It seemed not long ago when I recall no longer seeing this classmate of mine attend the same school I had found myself enrolled into one school year. I remember her distinctly for two significant memories: 1. she quietly would sell these beautiful homemade hair clips during recess 2. she and I were the only two girls who stood out during recess.

It may have dawned on me then that the latter memory suggested the color of our skin- I, brown; she, black. Nonetheless, I remained at that school to the very end of that school year. She, lasting only a few months before I saw her never again. 

To this day, having stayed another year in that town where I experienced being left at a wrong bus stop to find my way back home, my Papa having chains around his neck while riding his bike and honking a horn at a South Gate of a fairground as the only job he could find at one time, and being told, “I’d play with you, but I’m not allowed to”, to name a few well-suppressed memories I have recently just embraced as journeys of my life for “strength training”, I can suggest to have experienced form of injustice. 

I am married to a predominantly black man. This, I tell myself, does not excuse me nor give me permission to think I understand what it is like to BE black. I am not a black woman. While I have had my own path of experiences, seeing examples of what to be and what not to be exemplified by those around me who either clearly broke free from fear and ignorance to those who are entrapped and confined to such unfortunate walls, my black classmate’s family leaving that town before us suggested to me this: the darker, the more opposition. 

One can always push for enlightenment and greater understanding of this world and the ongoing division. It is why I thought of nothing to hold me back when I was given the opportunity to interview Mrs. Rivian Smith, an active to this day bright, strong, mother, sister, grandmother, wife, and to add, black woman.

We were just in the end brink of seeing days of snow. The roads were still marked with plenty of snowfall. Mrs. Smith resides a city to the east from my home, about half an hour away. I had made the appointment to meet with her for the interview some time before the thoughts of snow trying to create interference. Though it crossed my mind due to the road conditions, there was not a backing down in me. Years of wisdom was waiting for me and although there were major precautionary road conditions I had to brace through- curvy roads, hills, freeways and residential streets, I gathered all I would need like a beachcomber ready to delve into the sandy beach to collect seashells of priceless wisdom.
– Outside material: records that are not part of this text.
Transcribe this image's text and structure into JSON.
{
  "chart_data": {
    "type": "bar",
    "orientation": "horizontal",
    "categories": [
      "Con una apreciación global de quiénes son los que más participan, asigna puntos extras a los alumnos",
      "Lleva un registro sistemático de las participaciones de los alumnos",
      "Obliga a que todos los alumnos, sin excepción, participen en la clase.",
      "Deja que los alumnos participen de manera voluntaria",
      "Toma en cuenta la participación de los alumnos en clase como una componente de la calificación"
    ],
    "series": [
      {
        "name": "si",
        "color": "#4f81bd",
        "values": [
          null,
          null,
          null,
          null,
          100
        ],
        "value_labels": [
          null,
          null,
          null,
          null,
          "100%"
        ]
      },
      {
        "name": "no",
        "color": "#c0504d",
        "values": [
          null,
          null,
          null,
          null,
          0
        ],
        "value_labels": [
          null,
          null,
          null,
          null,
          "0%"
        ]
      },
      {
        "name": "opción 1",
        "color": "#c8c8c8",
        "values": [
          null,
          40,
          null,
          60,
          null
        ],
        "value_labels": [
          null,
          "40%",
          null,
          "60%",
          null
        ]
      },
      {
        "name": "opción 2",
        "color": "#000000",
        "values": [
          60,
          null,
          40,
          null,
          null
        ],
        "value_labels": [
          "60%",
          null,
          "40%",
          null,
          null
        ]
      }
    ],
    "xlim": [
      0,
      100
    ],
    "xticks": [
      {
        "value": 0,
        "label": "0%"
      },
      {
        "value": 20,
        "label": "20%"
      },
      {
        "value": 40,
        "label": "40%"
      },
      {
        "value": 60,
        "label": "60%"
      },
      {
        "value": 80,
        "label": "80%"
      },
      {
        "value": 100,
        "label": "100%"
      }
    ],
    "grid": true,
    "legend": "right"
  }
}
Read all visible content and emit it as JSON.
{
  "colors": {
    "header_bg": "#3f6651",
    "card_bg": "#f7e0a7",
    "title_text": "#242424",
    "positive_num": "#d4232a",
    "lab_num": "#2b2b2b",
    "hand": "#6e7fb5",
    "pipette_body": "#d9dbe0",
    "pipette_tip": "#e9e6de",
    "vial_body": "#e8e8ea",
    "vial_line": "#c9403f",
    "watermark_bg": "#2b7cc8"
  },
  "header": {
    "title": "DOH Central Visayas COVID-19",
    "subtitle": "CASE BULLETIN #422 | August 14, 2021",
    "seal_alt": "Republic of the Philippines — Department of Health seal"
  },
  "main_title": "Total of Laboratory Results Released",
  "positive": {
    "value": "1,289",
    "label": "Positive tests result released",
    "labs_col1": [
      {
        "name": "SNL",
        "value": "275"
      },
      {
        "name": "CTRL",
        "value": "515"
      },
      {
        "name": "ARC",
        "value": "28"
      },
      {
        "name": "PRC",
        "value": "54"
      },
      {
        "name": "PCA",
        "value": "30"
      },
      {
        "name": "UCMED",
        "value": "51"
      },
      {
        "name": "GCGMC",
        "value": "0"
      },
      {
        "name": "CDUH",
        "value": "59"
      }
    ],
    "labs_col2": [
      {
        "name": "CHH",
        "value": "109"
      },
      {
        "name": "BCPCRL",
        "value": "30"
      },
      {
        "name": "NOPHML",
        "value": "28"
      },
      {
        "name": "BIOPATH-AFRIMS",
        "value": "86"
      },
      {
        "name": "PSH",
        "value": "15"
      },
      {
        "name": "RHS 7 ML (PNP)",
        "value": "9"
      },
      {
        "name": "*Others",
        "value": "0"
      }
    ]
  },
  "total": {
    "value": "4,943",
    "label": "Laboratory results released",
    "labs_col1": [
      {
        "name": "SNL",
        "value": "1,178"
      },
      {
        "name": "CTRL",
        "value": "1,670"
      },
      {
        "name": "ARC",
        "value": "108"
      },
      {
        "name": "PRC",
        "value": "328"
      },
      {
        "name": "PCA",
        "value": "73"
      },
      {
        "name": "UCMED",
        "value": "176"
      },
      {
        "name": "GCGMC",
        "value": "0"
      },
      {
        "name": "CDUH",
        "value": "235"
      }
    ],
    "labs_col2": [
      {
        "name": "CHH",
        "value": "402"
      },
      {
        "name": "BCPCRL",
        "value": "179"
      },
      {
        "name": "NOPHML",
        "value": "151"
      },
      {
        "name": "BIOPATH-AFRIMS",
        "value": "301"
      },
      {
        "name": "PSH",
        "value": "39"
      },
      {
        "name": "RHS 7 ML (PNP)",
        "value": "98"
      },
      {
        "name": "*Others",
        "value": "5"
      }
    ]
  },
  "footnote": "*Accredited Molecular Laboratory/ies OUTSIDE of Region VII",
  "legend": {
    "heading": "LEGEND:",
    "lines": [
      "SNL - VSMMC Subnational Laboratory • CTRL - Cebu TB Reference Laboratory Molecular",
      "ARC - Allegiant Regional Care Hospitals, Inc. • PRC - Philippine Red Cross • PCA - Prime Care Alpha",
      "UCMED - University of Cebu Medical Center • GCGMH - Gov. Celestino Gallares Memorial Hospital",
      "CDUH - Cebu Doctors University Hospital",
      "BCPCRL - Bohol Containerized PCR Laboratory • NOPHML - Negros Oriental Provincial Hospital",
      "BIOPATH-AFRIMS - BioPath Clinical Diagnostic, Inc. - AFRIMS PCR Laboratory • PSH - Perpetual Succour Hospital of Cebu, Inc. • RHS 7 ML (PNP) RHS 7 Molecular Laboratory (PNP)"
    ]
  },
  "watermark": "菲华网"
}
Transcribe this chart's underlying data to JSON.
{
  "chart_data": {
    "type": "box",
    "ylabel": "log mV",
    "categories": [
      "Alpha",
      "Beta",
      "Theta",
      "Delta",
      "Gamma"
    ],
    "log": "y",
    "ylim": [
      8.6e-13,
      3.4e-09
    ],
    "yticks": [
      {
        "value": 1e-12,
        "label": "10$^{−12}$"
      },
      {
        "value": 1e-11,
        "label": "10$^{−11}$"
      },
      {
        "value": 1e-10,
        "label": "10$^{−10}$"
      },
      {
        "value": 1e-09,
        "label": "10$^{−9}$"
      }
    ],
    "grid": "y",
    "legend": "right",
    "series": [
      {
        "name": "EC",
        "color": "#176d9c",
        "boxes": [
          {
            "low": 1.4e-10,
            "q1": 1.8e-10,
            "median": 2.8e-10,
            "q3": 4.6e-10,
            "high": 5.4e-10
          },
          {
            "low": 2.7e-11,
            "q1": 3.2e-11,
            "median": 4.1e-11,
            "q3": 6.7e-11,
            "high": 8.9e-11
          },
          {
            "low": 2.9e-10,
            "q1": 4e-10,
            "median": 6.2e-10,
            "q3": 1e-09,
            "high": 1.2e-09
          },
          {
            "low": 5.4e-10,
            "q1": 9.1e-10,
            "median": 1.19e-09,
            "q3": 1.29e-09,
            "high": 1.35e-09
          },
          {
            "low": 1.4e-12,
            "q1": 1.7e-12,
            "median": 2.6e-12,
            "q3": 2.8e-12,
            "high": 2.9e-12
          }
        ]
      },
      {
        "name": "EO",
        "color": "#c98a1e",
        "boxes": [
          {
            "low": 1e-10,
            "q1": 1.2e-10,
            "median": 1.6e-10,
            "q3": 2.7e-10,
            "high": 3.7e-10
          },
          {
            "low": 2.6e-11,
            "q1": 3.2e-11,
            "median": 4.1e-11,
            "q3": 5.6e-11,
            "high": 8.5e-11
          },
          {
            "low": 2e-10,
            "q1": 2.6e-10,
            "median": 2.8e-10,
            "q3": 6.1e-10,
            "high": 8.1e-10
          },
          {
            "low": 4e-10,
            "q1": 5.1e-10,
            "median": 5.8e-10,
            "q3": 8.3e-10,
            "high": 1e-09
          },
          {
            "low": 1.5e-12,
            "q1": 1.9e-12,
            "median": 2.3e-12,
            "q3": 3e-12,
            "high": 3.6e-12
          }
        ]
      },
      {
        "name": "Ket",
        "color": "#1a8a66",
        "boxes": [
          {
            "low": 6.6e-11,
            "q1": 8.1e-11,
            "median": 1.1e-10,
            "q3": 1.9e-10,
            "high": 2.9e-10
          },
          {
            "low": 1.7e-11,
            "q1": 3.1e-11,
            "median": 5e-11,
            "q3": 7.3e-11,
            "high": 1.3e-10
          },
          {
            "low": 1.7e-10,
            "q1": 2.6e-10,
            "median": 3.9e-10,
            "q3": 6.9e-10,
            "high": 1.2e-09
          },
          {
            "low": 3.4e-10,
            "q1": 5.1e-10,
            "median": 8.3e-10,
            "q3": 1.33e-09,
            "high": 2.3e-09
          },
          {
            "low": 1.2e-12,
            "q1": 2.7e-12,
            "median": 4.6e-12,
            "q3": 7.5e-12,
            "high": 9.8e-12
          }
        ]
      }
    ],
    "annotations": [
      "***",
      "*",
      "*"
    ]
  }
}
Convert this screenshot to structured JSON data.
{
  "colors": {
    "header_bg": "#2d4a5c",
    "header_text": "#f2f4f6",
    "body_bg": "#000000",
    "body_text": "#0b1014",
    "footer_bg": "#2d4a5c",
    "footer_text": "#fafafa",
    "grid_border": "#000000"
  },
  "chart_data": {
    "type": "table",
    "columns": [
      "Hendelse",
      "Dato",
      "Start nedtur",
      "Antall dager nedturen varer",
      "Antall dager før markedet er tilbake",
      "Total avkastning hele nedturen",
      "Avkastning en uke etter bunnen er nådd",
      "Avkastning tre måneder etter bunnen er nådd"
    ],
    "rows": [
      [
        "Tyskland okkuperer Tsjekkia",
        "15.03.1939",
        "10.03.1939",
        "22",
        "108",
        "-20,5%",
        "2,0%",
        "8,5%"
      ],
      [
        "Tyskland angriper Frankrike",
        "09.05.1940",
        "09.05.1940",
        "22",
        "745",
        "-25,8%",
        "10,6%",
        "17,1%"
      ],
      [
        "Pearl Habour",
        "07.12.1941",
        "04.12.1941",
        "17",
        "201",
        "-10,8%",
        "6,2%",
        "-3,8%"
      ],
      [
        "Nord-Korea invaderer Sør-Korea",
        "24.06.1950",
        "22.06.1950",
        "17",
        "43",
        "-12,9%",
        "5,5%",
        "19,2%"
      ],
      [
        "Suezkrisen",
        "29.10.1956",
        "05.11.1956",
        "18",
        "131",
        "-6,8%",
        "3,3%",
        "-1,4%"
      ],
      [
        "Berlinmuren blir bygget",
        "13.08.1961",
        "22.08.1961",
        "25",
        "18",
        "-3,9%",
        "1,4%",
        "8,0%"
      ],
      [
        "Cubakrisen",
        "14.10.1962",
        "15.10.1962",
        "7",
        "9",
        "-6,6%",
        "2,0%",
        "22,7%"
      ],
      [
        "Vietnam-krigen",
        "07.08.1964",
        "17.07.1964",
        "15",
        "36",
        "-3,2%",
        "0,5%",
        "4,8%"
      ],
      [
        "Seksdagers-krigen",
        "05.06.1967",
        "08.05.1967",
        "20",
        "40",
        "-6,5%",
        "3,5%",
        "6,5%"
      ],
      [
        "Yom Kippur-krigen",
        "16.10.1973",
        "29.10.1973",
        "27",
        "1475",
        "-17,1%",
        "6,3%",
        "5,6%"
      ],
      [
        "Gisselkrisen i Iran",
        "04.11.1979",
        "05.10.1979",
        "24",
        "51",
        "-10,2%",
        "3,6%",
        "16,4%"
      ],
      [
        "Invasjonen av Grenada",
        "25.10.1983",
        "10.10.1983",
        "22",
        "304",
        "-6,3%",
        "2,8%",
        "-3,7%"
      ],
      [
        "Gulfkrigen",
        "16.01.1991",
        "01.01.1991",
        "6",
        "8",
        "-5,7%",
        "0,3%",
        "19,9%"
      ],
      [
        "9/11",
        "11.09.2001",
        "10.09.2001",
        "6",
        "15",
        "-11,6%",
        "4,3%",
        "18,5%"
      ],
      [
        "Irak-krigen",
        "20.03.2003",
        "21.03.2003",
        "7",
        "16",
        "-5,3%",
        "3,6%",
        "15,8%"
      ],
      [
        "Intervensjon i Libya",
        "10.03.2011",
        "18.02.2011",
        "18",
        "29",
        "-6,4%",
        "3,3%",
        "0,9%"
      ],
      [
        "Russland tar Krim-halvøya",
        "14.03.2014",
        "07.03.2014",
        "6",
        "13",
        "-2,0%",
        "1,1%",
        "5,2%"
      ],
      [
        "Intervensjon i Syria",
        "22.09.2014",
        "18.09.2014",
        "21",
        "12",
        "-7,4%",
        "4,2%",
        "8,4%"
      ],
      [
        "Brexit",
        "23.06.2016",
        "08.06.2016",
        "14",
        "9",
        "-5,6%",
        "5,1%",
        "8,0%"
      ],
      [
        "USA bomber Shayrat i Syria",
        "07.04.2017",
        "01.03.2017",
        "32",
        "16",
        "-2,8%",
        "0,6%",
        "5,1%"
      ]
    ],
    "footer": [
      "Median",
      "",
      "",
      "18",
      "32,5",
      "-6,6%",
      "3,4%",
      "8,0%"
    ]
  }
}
You never know what you will gain from a gift of time you are given with a woman who has lived over eighty years. You set up your mic, lighting, prep your questions and go with the flow of the person being interviewed before you. It is Mrs. Smith’s forum to speak. This was her interview, not mine. While there were moments to interject and respectfully probe for more, anything she gave of her thoughts, through her many years of collectively having breathed, lived, loved, and every other emotion found in between, as a black woman were siphoned out from her mind, her heart, her spirit and her soul before me. 

In this video, Thoughts on Black Lives Matter, I feel that even after a year of having heard her words spoken, certain parts still ring in my ear and pierce into my soul.

There are many messages to have gathered from this interview that helped me to see through the eyes of a strong, black woman. It doesn’t matter what you will have gathered as long as you accept the undeniable- Mrs. Rivian Smith spoke from her heart. There, lies unhindered truth.